In this work, the effect of the film thickness on the crystal structure and ferroelectric properties of (Hf_0.5Zr_0.5)O₂ thin films was investigated. The thin films were deposited on (111) Pt-coated SiO₂, Si, and CaF₂ substrates with thermal expansion coefficients of 0.47, 4.5, and 22×10⁻⁶/°C, respectively. From the X-ray diffraction measurements, it was found that the (Hf_0.5Zr_0.5)O₂ thin films deposited on the SiO₂ and CaF₂ substrates experienced in-plane tensile and compressive strains, respectively, in comparison with the films deposited on the Si substrates. For films deposited on all three substrates, the volume fraction of the monoclinic phase increased with increasing film thickness, with the SiO₂ substrate having the lowest monoclinic phase volume fraction at all film thicknesses tested. The grain size of the films, which is an important factor for the formation of the ferroelectric phase, remained almost constant at about 10 nm in diameter regardless of the film thickness and type of substrate utilized.

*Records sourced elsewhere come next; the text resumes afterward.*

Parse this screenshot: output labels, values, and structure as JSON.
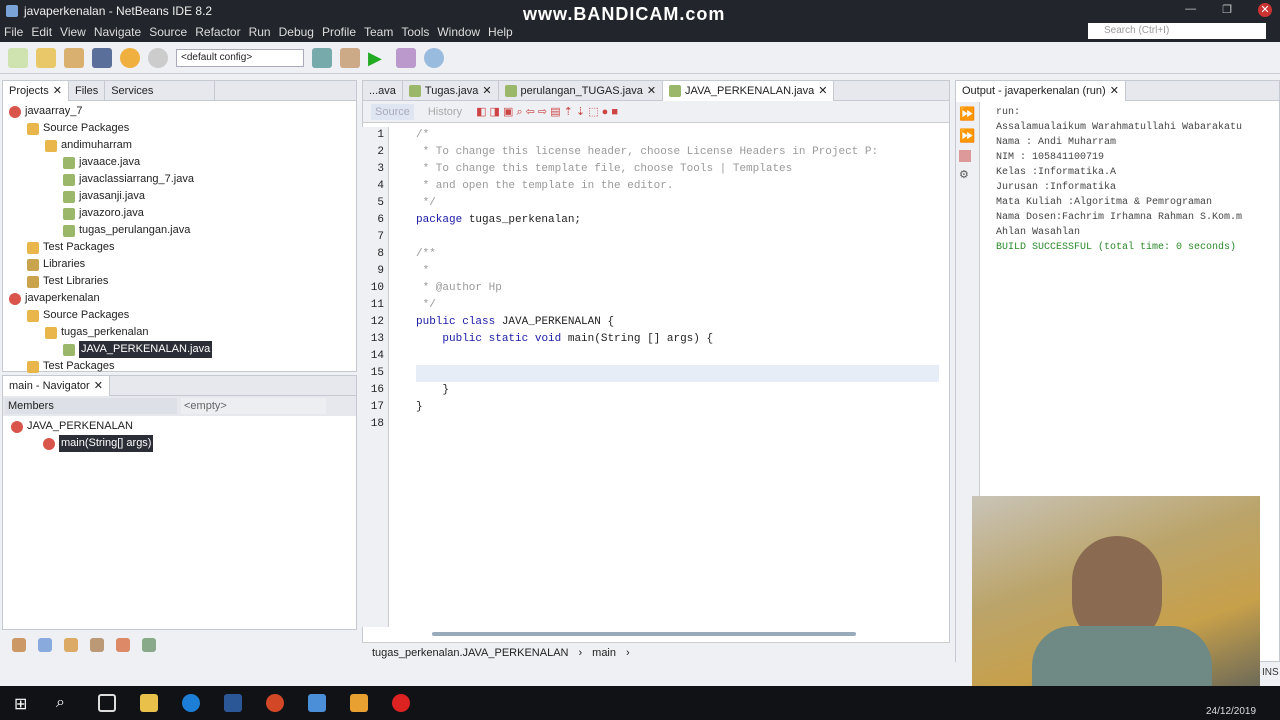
{
  "window": {
    "title": "javaperkenalan - NetBeans IDE 8.2",
    "watermark": "www.BANDICAM.com"
  },
  "menu": [
    "File",
    "Edit",
    "View",
    "Navigate",
    "Source",
    "Refactor",
    "Run",
    "Debug",
    "Profile",
    "Team",
    "Tools",
    "Window",
    "Help"
  ],
  "search": {
    "placeholder": "Search (Ctrl+I)"
  },
  "toolbar": {
    "config": "<default config>"
  },
  "projects": {
    "tabs": [
      "Projects",
      "Files",
      "Services"
    ],
    "tree": [
      {
        "label": "javaarray_7",
        "type": "proj",
        "indent": 0
      },
      {
        "label": "Source Packages",
        "type": "pkg",
        "indent": 1
      },
      {
        "label": "andimuharram",
        "type": "pkg",
        "indent": 2
      },
      {
        "label": "javaace.java",
        "type": "jf",
        "indent": 3
      },
      {
        "label": "javaclassiarrang_7.java",
        "type": "jf",
        "indent": 3
      },
      {
        "label": "javasanji.java",
        "type": "jf",
        "indent": 3
      },
      {
        "label": "javazoro.java",
        "type": "jf",
        "indent": 3
      },
      {
        "label": "tugas_perulangan.java",
        "type": "jf",
        "indent": 3
      },
      {
        "label": "Test Packages",
        "type": "pkg",
        "indent": 1
      },
      {
        "label": "Libraries",
        "type": "lib",
        "indent": 1
      },
      {
        "label": "Test Libraries",
        "type": "lib",
        "indent": 1
      },
      {
        "label": "javaperkenalan",
        "type": "proj",
        "indent": 0
      },
      {
        "label": "Source Packages",
        "type": "pkg",
        "indent": 1
      },
      {
        "label": "tugas_perkenalan",
        "type": "pkg",
        "indent": 2
      },
      {
        "label": "JAVA_PERKENALAN.java",
        "type": "jf",
        "indent": 3,
        "selected": true
      },
      {
        "label": "Test Packages",
        "type": "pkg",
        "indent": 1
      }
    ]
  },
  "navigator": {
    "title": "main - Navigator",
    "filter": "Members",
    "combo": "<empty>",
    "class": "JAVA_PERKENALAN",
    "method": "main(String[] args)"
  },
  "editor": {
    "tabs": [
      "...ava",
      "Tugas.java",
      "perulangan_TUGAS.java",
      "JAVA_PERKENALAN.java"
    ],
    "source": "Source",
    "history": "History",
    "lines": [
      {
        "n": "1",
        "t": "/*",
        "c": "cm"
      },
      {
        "n": "2",
        "t": " * To change this license header, choose License Headers in Project P:",
        "c": "cm"
      },
      {
        "n": "3",
        "t": " * To change this template file, choose Tools | Templates",
        "c": "cm"
      },
      {
        "n": "4",
        "t": " * and open the template in the editor.",
        "c": "cm"
      },
      {
        "n": "5",
        "t": " */",
        "c": "cm"
      },
      {
        "n": "6",
        "t": "package tugas_perkenalan;",
        "c": ""
      },
      {
        "n": "7",
        "t": "",
        "c": ""
      },
      {
        "n": "8",
        "t": "/**",
        "c": "cm"
      },
      {
        "n": "9",
        "t": " *",
        "c": "cm"
      },
      {
        "n": "10",
        "t": " * @author Hp",
        "c": "cm"
      },
      {
        "n": "11",
        "t": " */",
        "c": "cm"
      },
      {
        "n": "12",
        "t": "public class JAVA_PERKENALAN {",
        "c": ""
      },
      {
        "n": "13",
        "t": "    public static void main(String [] args) {",
        "c": ""
      },
      {
        "n": "14",
        "t": "",
        "c": ""
      },
      {
        "n": "15",
        "t": "",
        "c": "cur"
      },
      {
        "n": "16",
        "t": "    }",
        "c": ""
      },
      {
        "n": "17",
        "t": "}",
        "c": ""
      },
      {
        "n": "18",
        "t": "",
        "c": ""
      }
    ],
    "breadcrumb": [
      "tugas_perkenalan.JAVA_PERKENALAN",
      "main"
    ]
  },
  "output": {
    "title": "Output - javaperkenalan (run)",
    "lines": [
      "run:",
      "Assalamualaikum Warahmatullahi Wabarakatu",
      "Nama : Andi Muharram",
      "NIM : 105841100719",
      "Kelas :Informatika.A",
      "Jurusan :Informatika",
      "Mata Kuliah :Algoritma & Pemrograman",
      "Nama Dosen:Fachrim Irhamna Rahman S.Kom.m",
      "Ahlan Wasahlan"
    ],
    "success": "BUILD SUCCESSFUL (total time: 0 seconds)"
  },
  "status": {
    "ins": "INS",
    "date": "24/12/2019"
  }
}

Ferroelectricity was observed for the 17 nm-thick films deposited on SiO₂ and Si substrates, and the maximum remanent polarization (P_r) value of 9.3 µC/cm² was obtained for films deposited on the SiO₂ substrate. In contrast, ferroelectricity with P_r=4.4 µC/cm² was observed only for film on SiO₂ substrate in case of 55 nm-thick films. These results suggest that the films under in-plane tensile strain results in the larger ferroelectricity for 17 nm-thick films and have a ferroelectricity up to 55 nm-thick films.